The new program will start in June and run for about a year. The department is encouraged to focus on the Interstate 5 Puget Sound region and the north Spokane corridor.

“I am confident this pilot program will make significant strides in combating graffiti vandalism and reestablishing a culture of respect for our shared spaces,” Barkis said in a statement.

The department must also look at ways that it can identify people who damage property.
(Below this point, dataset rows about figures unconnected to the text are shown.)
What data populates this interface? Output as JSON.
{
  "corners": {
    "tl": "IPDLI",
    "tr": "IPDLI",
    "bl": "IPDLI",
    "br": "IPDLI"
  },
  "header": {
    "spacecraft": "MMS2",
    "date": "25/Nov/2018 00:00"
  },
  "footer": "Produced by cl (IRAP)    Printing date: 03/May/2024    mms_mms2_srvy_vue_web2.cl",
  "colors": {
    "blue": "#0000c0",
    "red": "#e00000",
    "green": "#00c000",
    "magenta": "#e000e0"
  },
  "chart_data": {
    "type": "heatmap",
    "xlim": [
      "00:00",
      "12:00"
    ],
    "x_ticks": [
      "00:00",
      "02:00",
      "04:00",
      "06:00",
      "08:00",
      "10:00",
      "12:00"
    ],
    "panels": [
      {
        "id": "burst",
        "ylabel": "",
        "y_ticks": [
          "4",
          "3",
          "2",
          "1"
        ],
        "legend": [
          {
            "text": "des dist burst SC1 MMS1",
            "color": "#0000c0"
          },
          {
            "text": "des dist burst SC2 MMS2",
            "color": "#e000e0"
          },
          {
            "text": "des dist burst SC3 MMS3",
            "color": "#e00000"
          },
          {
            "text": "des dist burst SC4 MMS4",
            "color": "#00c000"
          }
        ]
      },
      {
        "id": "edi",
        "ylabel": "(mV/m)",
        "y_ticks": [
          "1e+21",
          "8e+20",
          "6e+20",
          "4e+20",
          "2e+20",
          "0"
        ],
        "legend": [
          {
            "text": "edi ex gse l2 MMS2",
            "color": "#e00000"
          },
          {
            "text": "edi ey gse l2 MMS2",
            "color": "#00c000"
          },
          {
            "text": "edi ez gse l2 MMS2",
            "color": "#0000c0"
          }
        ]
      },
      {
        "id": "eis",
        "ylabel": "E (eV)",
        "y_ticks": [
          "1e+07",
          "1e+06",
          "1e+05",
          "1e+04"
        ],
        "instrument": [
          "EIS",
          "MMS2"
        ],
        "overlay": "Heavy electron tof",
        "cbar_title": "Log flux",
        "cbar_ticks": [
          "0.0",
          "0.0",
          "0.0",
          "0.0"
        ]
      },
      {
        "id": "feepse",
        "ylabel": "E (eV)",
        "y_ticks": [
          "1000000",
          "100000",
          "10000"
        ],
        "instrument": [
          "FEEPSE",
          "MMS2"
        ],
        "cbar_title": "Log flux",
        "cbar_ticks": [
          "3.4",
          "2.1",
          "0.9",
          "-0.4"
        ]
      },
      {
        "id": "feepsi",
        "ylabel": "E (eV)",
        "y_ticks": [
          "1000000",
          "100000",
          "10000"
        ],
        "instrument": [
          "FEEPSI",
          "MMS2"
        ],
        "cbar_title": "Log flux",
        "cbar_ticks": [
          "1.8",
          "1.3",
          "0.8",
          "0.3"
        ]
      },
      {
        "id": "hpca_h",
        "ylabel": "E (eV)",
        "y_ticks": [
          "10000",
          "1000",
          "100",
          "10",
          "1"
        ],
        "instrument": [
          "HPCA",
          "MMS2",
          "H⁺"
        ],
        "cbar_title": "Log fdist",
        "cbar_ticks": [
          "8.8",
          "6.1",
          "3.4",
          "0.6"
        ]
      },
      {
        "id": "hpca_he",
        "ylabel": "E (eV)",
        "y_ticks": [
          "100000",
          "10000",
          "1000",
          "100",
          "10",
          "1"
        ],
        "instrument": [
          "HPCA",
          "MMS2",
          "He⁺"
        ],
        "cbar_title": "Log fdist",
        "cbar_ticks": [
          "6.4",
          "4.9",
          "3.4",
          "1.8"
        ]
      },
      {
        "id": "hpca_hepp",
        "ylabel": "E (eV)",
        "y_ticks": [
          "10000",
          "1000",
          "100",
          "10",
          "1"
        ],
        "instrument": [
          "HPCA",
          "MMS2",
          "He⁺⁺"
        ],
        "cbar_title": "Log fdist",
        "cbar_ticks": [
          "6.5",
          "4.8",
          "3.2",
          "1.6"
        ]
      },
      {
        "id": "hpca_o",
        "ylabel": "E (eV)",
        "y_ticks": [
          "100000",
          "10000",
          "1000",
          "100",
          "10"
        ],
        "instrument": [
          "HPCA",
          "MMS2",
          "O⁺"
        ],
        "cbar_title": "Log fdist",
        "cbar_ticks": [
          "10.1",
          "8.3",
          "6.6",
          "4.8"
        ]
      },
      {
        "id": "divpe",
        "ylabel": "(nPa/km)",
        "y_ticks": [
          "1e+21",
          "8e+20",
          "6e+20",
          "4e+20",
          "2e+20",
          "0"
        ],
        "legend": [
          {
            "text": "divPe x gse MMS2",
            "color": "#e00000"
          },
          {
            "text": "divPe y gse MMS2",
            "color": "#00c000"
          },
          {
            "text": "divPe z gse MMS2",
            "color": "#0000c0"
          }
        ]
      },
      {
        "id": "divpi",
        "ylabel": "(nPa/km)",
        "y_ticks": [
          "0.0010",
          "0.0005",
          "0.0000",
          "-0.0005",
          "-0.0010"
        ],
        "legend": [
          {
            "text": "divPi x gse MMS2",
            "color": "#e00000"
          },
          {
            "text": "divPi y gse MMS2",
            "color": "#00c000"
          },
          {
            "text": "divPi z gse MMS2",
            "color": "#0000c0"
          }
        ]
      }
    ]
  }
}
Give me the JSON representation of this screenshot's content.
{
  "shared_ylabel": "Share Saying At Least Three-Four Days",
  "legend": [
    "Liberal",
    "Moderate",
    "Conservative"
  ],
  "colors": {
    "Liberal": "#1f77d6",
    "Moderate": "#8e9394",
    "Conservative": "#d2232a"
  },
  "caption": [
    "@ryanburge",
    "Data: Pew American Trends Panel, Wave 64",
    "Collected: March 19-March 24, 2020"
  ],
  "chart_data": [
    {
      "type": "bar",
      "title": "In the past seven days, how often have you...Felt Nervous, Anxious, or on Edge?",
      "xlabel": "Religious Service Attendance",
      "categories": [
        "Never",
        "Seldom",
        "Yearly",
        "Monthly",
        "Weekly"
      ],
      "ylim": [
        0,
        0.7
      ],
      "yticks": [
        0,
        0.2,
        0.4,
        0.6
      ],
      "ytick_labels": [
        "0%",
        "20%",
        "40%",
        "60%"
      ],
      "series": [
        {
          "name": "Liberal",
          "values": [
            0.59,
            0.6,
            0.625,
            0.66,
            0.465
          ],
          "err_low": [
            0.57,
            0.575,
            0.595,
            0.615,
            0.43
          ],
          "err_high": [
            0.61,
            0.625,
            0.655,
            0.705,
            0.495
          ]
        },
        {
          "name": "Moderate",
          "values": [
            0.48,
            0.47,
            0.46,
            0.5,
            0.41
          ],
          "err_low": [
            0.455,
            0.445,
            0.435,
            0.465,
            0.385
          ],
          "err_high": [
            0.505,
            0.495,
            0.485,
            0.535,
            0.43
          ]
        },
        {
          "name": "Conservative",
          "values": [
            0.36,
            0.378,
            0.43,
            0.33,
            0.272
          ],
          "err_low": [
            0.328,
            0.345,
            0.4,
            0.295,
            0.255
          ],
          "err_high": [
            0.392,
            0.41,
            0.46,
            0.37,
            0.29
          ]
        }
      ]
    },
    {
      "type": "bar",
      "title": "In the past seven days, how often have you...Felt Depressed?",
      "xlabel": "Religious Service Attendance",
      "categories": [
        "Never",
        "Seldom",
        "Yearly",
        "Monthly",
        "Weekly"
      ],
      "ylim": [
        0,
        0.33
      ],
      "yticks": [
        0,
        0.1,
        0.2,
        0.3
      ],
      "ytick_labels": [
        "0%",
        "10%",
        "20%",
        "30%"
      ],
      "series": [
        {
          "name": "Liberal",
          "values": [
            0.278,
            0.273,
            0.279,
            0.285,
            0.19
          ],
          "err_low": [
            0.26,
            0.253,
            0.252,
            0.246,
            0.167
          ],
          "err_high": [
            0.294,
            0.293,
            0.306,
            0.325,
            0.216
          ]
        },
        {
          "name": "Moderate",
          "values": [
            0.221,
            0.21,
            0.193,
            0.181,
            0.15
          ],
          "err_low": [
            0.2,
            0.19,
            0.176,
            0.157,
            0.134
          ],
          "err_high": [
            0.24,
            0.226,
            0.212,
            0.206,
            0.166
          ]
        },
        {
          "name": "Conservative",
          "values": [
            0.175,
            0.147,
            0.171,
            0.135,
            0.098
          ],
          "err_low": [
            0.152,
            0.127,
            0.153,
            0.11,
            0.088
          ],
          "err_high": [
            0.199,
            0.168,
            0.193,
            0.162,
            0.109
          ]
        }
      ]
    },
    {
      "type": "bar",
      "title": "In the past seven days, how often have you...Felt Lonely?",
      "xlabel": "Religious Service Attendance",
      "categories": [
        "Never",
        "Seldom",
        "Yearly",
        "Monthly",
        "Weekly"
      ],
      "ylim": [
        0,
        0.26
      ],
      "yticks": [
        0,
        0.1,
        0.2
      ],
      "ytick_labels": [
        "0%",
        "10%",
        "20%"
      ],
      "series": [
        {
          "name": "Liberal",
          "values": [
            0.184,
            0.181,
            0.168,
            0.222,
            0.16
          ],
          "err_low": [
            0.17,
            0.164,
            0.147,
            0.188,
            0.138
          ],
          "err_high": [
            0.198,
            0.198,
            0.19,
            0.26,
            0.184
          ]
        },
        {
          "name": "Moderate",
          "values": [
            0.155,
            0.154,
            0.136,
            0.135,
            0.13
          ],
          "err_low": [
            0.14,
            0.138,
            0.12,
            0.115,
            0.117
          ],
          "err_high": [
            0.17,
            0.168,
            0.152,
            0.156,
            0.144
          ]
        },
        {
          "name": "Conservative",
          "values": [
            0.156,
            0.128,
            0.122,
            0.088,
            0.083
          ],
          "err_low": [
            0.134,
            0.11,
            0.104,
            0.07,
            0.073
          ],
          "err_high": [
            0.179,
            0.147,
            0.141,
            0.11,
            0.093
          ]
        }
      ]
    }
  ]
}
An original version of the bill would have required the department to use its tolling and work zone cameras to do this.

But in committee hearings on the bill, the department expressed concerns with the requirements.

Tony Leingang, at the Department of Transportation, said the staff who are in charge of monitoring the state’s traffic cameras are already stretched thin.

“We do have a large network of cameras, but we don’t have people who can look at all cameras at one time,” he said.

In a blog post from last year, the department also said it would take significant investment from the state to use its cameras to store videos of people defacing signs or other property.

The final version of the pilot program does not require the department to use the cameras to catch illegal graffiti activity but encourages it to look at ways it might be able to take this step.

The departmentsaid it is exploring options for sanctioned public spaces for graffiti artists. Last year, the department said it was working with its artists-in-residence program to find a way to do that.